La Torre presents… Occasional dancefloor ramblings
Seeing as the lovely guys at 360 Degree Music have offered me a regular outlet for my ramblings I would like to begin with a few words on a subject that’s topical in the world of dance music right now. DJ Mag’s annual Top 100 DJs poll was launched in August with great fanfare; cue a bombardment of emails, online campaigns, virals and general tat by DJ’s, DJ’s managers, agents, fans and wannabes trying to persuade you that they are worthy of your vote. Most of them are not!
Originally launched so long ago I can’t remember how the votes were cast – probably by postcard and restricted to voters from these fair shores – last year’s search for the world’s ‘best’ DJ took in more than 350,000 votes from over 230 countries with some trance jock named Armin van Buuren topping the list by beating another trance jock called Tiesto and some shampoo advertising popstar named David Guetta into 2nd and 3rd spots respectively.
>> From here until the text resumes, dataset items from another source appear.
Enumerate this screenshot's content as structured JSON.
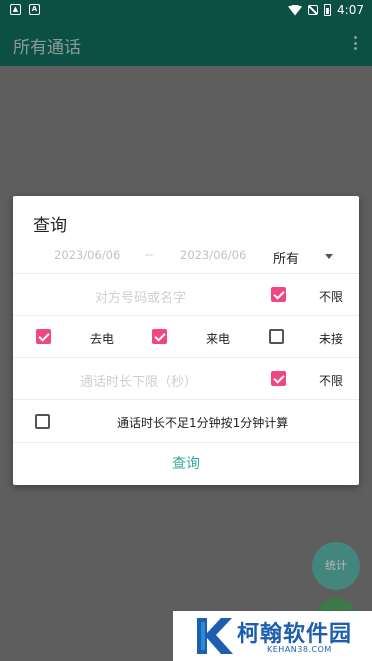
{
  "status_bar": {
    "time": "4:07",
    "left_icons": [
      "shield-icon",
      "a-icon"
    ],
    "right_icons": [
      "wifi-icon",
      "mute-icon",
      "battery-icon"
    ]
  },
  "app_bar": {
    "title": "所有通话",
    "overflow_icon": "more-vert-icon"
  },
  "dialog": {
    "title": "查询",
    "date_from": "2023/06/06",
    "date_separator": "--",
    "date_to": "2023/06/06",
    "type_filter": {
      "selected": "所有"
    },
    "contact": {
      "placeholder": "对方号码或名字",
      "unlimited_checked": true,
      "unlimited_label": "不限"
    },
    "call_types": [
      {
        "label": "去电",
        "checked": true
      },
      {
        "label": "来电",
        "checked": true
      },
      {
        "label": "未接",
        "checked": false
      }
    ],
    "duration": {
      "placeholder": "通话时长下限（秒）",
      "unlimited_checked": true,
      "unlimited_label": "不限"
    },
    "round_minute": {
      "checked": false,
      "label": "通话时长不足1分钟按1分钟计算"
    },
    "query_button": "查询"
  },
  "fab": {
    "stats_label": "统计"
  },
  "watermark": {
    "text": "柯翰软件园",
    "sub": "KEHAN38.COM"
  },
  "colors": {
    "primary_dark": "#0c4f45",
    "accent": "#f2467f",
    "button_text": "#35a99a",
    "scrim": "#5e5e5e"
  }
}
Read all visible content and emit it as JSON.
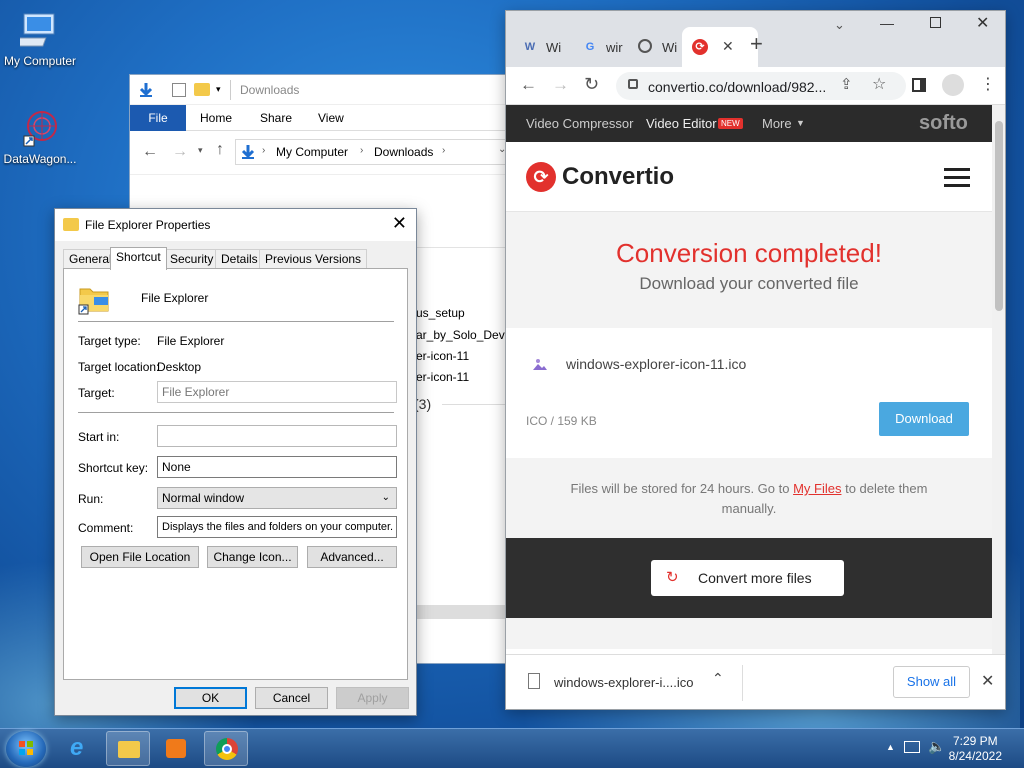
{
  "desktop": {
    "icons": [
      {
        "label": "My Computer"
      },
      {
        "label": "DataWagon..."
      }
    ]
  },
  "explorer": {
    "title": "Downloads",
    "ribbon_tabs": [
      "File",
      "Home",
      "Share",
      "View"
    ],
    "breadcrumb": [
      "My Computer",
      "Downloads"
    ],
    "file_fragments": [
      "us_setup",
      "ar_by_Solo_Dev",
      "er-icon-11",
      "er-icon-11"
    ],
    "group_count": "(3)"
  },
  "properties": {
    "title": "File Explorer Properties",
    "tabs": [
      "General",
      "Shortcut",
      "Security",
      "Details",
      "Previous Versions"
    ],
    "name": "File Explorer",
    "target_type_label": "Target type:",
    "target_type": "File Explorer",
    "target_location_label": "Target location:",
    "target_location": "Desktop",
    "target_label": "Target:",
    "target": "File Explorer",
    "start_in_label": "Start in:",
    "start_in": "",
    "shortcut_key_label": "Shortcut key:",
    "shortcut_key": "None",
    "run_label": "Run:",
    "run": "Normal window",
    "comment_label": "Comment:",
    "comment": "Displays the files and folders on your computer.",
    "btn_open_location": "Open File Location",
    "btn_change_icon": "Change Icon...",
    "btn_advanced": "Advanced...",
    "btn_ok": "OK",
    "btn_cancel": "Cancel",
    "btn_apply": "Apply"
  },
  "chrome": {
    "tabs": [
      {
        "title": "Wi",
        "icon": "W"
      },
      {
        "title": "wir",
        "icon": "G"
      },
      {
        "title": "Wi",
        "icon": "globe"
      },
      {
        "title": "",
        "icon": "convertio"
      }
    ],
    "url": "convertio.co/download/982...",
    "nav": {
      "video_compressor": "Video Compressor",
      "video_editor": "Video Editor",
      "new_badge": "NEW",
      "more": "More",
      "brand_right": "softo"
    },
    "brand": "Convertio",
    "heading": "Conversion completed!",
    "subheading": "Download your converted file",
    "file_name": "windows-explorer-icon-11.ico",
    "file_meta": "ICO / 159 KB",
    "download_label": "Download",
    "info_prefix": "Files will be stored for 24 hours. Go to ",
    "info_link": "My Files",
    "info_suffix": " to delete them manually.",
    "convert_more": "Convert more files",
    "download_bar": {
      "file": "windows-explorer-i....ico",
      "show_all": "Show all"
    }
  },
  "taskbar": {
    "time": "7:29 PM",
    "date": "8/24/2022"
  },
  "colors": {
    "convertio_red": "#e2312d",
    "download_blue": "#4aa8e0",
    "explorer_file_tab": "#1c5ab0"
  }
}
The supposed beauty of this poll is that votes can be cast by anyone and everyone from all corners of the globe, but in the same way that shit, unimaginative pop dominates the hit parade and ‘reality’ TV (horror) shows bung up the airwaves, the DJ Mag Top 100 seems to illustrate that too few people who are eligible to vote have a vote worth counting! You can argue that everyone is entitled to their opinion, but I can assure you Armin, Tiesto and Guetta are not the ‘best’ DJs in dance music – not even close!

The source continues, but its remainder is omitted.